Caracterizado, até o final dos anos oitenta, como região industrial com predomínio do
capital estatal e estrangeiro, o Pólo Industrial de Cubatão é hoje majoritariamente dominado pelo capital transnacional. As duas únicas forças que
não permitem o seu domínio completo é a Refinaria Presidente Bernardes (Petrobras) e a Companhia Siderúrgica Paulista (pertencente aos grupos
nacionais que controlam a Usiminas).
Quanto à pergunta inicial de nosso trabalho, "Por que Cubatão?", verificamos que a
presença da outrora maior usina hidrelétrica do país, a Henry Borden, aliada à localização da cidade entre o Porto de Santos e o Planalto Paulista,
são as respostas principais a nossa pergunta. Os outros fatores de atração, embora tenham contribuído para o desempenho econômico das empresas
industriais, não seriam tão fortes para tornar Cubatão um dos maiores parques industriais do país.
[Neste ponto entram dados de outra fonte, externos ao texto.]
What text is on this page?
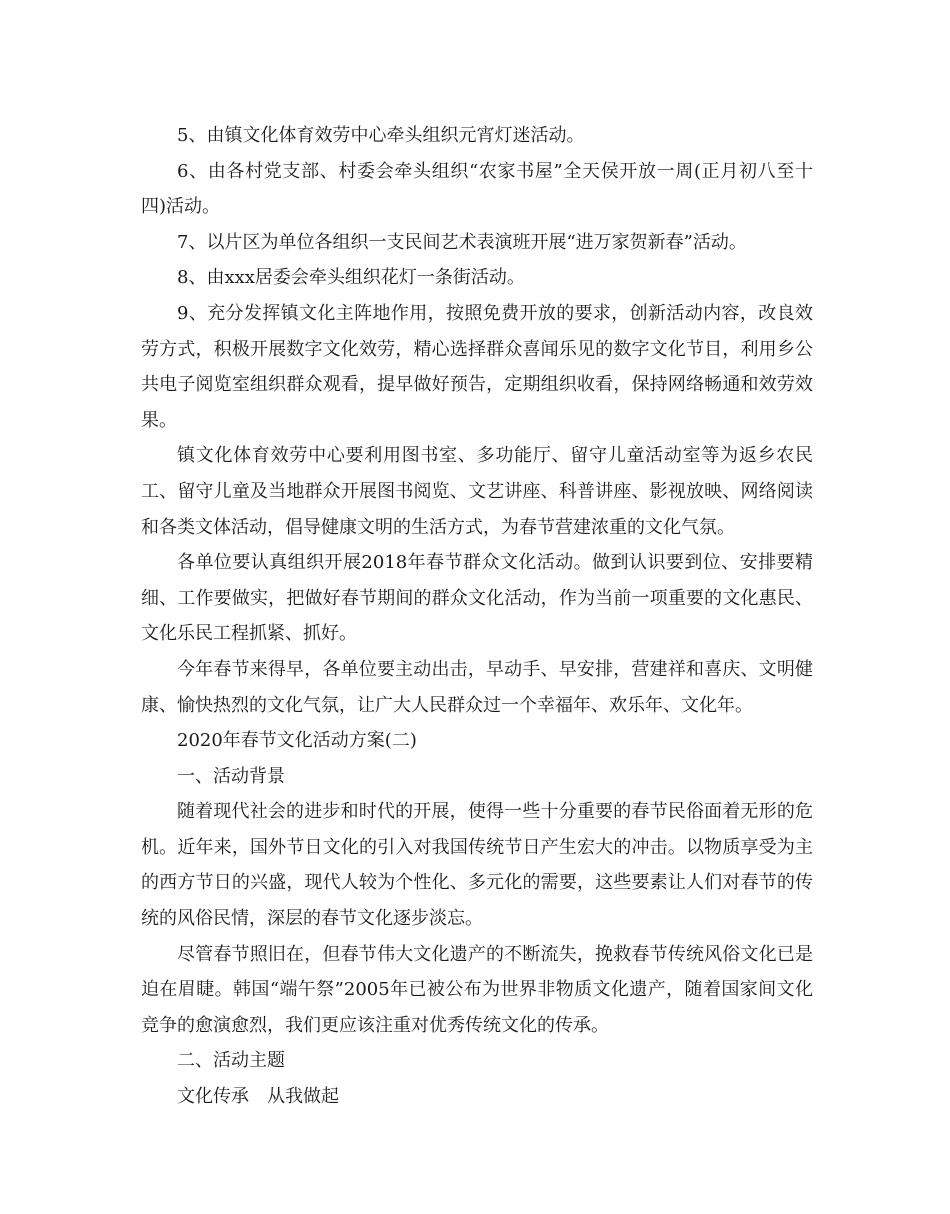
5、由镇文化体育效劳中心牵头组织元宵灯迷活动。

6、由各村党支部、村委会牵头组织“农家书屋”全天侯开放一周(正月初八至十四)活动。

7、以片区为单位各组织一支民间艺术表演班开展“进万家贺新春”活动。

8、由xxx居委会牵头组织花灯一条街活动。

9、充分发挥镇文化主阵地作用，按照免费开放的要求，创新活动内容，改良效劳方式，积极开展数字文化效劳，精心选择群众喜闻乐见的数字文化节目，利用乡公共电子阅览室组织群众观看，提早做好预告，定期组织收看，保持网络畅通和效劳效果。

镇文化体育效劳中心要利用图书室、多功能厅、留守儿童活动室等为返乡农民工、留守儿童及当地群众开展图书阅览、文艺讲座、科普讲座、影视放映、网络阅读和各类文体活动，倡导健康文明的生活方式，为春节营建浓重的文化气氛。

各单位要认真组织开展2018年春节群众文化活动。做到认识要到位、安排要精细、工作要做实，把做好春节期间的群众文化活动，作为当前一项重要的文化惠民、文化乐民工程抓紧、抓好。

今年春节来得早，各单位要主动出击，早动手、早安排，营建祥和喜庆、文明健康、愉快热烈的文化气氛，让广大人民群众过一个幸福年、欢乐年、文化年。

2020年春节文化活动方案(二)

一、活动背景

随着现代社会的进步和时代的开展，使得一些十分重要的春节民俗面着无形的危机。近年来，国外节日文化的引入对我国传统节日产生宏大的冲击。以物质享受为主的西方节日的兴盛，现代人较为个性化、多元化的需要，这些要素让人们对春节的传统的风俗民情，深层的春节文化逐步淡忘。

尽管春节照旧在，但春节伟大文化遗产的不断流失，挽救春节传统风俗文化已是迫在眉睫。韩国“端午祭”2005年已被公布为世界非物质文化遗产，随着国家间文化竞争的愈演愈烈，我们更应该注重对优秀传统文化的传承。

二、活动主题

文化传承　从我做起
A água abundante é o principal bem natural de Cubatão. A grande quantidade de chuvas
na região e a escarpa abrupta da Serra do Mar propiciaram a instalação da Usina Henry Borden. O crescimento industrial subseqüente usou e abusou dos
mananciais hídricos da região.
Porém, a falta de chuvas dos últimos três anos (N.E.:
2000-2003), além da redução da descarga da Henry Borden, diminuiu a quantidade de água nos rios da cidade, levando os
dirigentes industriais a racionalizar melhor o seu consumo e reaproveitar suas águas usadas. Para esses dirigentes, tão importante quanto os custos
de produção é hoje cuidar das nascentes e cachoeiras localizadas dentro de seus terrenos nas encostas da Serra.
De modo geral, as indústrias de Cubatão estão alinhadas ao longo da raiz da Serra do
Mar, ocupando terrenos praticamente contínuos: termina uma indústria começa outra, e assim sucessivamente. A antiga Rodovia Piaçaguera-Guarujá
(atual Rodovia Domênico Rangoni) liga quase todas as indústrias num único corredor.
Do Sul ao Norte estão situadas, entre outras, a Cia. Santista de Papel, Usina Henry
Borden, Refinaria Presidente Bernardes, Ultrafértil-Cubatão, Estireno, Petrocoque, Carbocloro, Hidromar, AGA, Dow Química, Copebrás, Cargill, Bunge,
Ultrafértil-Piaçagüera, Cimento Rio Branco, IFC e Cosipa.
Todas as indústrias instaladas em Cubatão estão a menos de 20 km do Porto de Santos
por via terrestre. Pelo mar, o Porto da Cosipa e da Ultrafértil (localizados numa das entradas do Largo do Caneú) estão a cerca de 8 km do porto
santista. O estuário de Santos foi, definitivamente, prolongado até a Serra do Mar, onde estão a Cosipa e demais empresas. Cubatão, verdadeiro
complexo industrial, criou seu próprio porto industrial.
A produção do pólo ainda é constituída, em sua maioria, de matérias-primas
intermediárias para outras indústrias, localizadas principalmente no Planalto Paulista e restante da região sudeste. A maior parte dos escritórios
centrais das indústrias, entretanto, permanecem na cidade de São Paulo.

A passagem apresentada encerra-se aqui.